Quelqu’un revient d’un envol que vous n’avez pas fait, parle d’un ciel que vous n’avez jamais eu sous les ailes, et sa ferveur vous laisse sur votre orme, un peu perplexe. 

Vous écoutez.

Vous voudriez comprendre. 

Mais, ce jour-là, votre horizon ne va pas jusque-là.

Et il y a des domaines où vous êtes le Peng. 

Vous avez traversé quelque chose que les mots ne rapportent pas tout à fait, et l’orme d’à côté n’offre aucun endroit où le déposer.

Mais les rôles ne sont jamais distribués une fois pour toutes. 

Celui qui ne comprend pas votre voyage a peut-être vécu une épreuve devant laquelle vous restez vous-même sur une branche. 

Dans une même conversation, on peut parler depuis le ciel et écouter depuis l’orme. 

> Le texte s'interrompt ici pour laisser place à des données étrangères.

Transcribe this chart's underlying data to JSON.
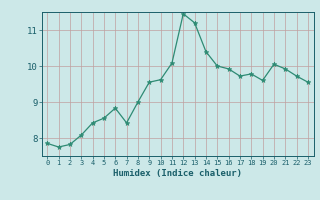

Puis échanger les places sans même s’en apercevoir.

Alors la question change. 

Elle n’est plus seulement : comment me faire comprendre ?

Elle devient : dans cette conversation-là, est-ce que je sais depuis où je regarde ?

Le rire, encore, sur l’orme

Peut-être que, la prochaine fois que vos mots manqueront la branche, vous repenserez à elle.

La cigale rit toujours.

Elle s’élance vers l’orme.

Parfois elle l’atteint.

Parfois elle retombe.

Puis elle recommence.

Et c’est son monde entier.

Charles Zhang

P.S. : Ces mots ont-ils ouvert une fenêtre sur quelque chose de nouveau ?

J’adorerais savoir ce que vous avez aperçu et comment ces histoires ont élargi votre horizon.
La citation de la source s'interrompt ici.